Preparing to get arrested for a protest in Germany is super common if you are an antifascist planning to block and run off fascists, an anticapitalist planning to protest a capitalist conference, a refugee rights activist planning to prevent a deportation, a squatter planning to prevent an eviction, a climate activist planning to prevent the destruction of an ancient forest. Or an anarchist doing all these things.
Basically any time your activism is more concrete and confrontational than politely asking for the baddies in parliament to change their mind about destroying your lives.
We do prepare to get arrested and we do have legal teams and jail support set up for that in advance. It’s never fun but it’s something we see as a necessary part of creating real change and once you’ve experienced getting arrested it becomes easier to deal with each time.
If you go to a protest in Germany like the ones I listed above, there is a very big chance that the pre-action briefing will have a Legal Team that informs you which lawyer you should ask for, about what to expect if you are arrested and where you can sign up on a list that says what the legal team should do if you are arrested (bring my medication, tell my boss I’m sick and can’t come to work, etc.). There’s also a big chance that the legal team or a special Jail Support team will be waiting at the police station to welcome back anyone released from arrest. And there is a smaller but still decent chance that there will be a Support & Recovery team ready to help you process intense experiences and avoid long term mental health repercussions from that experience.

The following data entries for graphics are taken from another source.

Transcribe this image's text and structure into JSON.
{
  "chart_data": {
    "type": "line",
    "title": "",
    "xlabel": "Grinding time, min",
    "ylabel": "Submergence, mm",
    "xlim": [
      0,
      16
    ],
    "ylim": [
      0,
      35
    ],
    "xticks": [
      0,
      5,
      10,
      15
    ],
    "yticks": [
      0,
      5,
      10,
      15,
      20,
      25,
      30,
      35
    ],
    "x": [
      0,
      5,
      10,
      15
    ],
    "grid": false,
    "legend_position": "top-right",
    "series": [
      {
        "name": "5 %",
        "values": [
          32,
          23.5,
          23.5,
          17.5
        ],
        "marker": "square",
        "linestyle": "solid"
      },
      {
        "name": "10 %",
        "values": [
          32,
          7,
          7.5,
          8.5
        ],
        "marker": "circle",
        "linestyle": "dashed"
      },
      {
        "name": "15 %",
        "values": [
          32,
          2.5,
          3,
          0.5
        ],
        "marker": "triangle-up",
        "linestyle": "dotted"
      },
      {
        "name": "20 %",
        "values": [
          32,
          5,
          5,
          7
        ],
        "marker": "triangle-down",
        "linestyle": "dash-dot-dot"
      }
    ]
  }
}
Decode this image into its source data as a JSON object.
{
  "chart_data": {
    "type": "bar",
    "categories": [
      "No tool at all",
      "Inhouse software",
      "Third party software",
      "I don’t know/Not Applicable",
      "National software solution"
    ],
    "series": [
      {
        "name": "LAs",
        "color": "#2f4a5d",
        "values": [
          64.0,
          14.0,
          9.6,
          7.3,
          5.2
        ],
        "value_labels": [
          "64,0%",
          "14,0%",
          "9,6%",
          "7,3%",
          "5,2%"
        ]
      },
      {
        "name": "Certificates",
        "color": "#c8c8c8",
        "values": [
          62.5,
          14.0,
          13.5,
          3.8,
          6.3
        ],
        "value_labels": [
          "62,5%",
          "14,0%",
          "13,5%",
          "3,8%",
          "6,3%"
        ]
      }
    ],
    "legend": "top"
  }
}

We have these systems of support in place because we know our actions involve the risk of arrest. We need these systems of support to continue our work.
Things often go wrong when activists who usually don’t get arrested during protests (let’s say, a mainstream LGBT rights groups) gets into a situation where arrests happen (let’s say, they’re forced to defend themselves against fascists) and the organization doesn’t know how to respond.
If there is no legal team and no legal briefing, activists are likely to talk to police instead of a lawyer and get tricked into incriminating themselves. If there is no Jail Support and no Support & Recovery, activists are more likely to be left with mental health problems and drop out of activism entirely. An activist groups’ first experience with arrest can often do a lot of damage this way. That is why it is important to know this shit even if you think your kind of protesting doesn’t involve arrests. Because some day it might.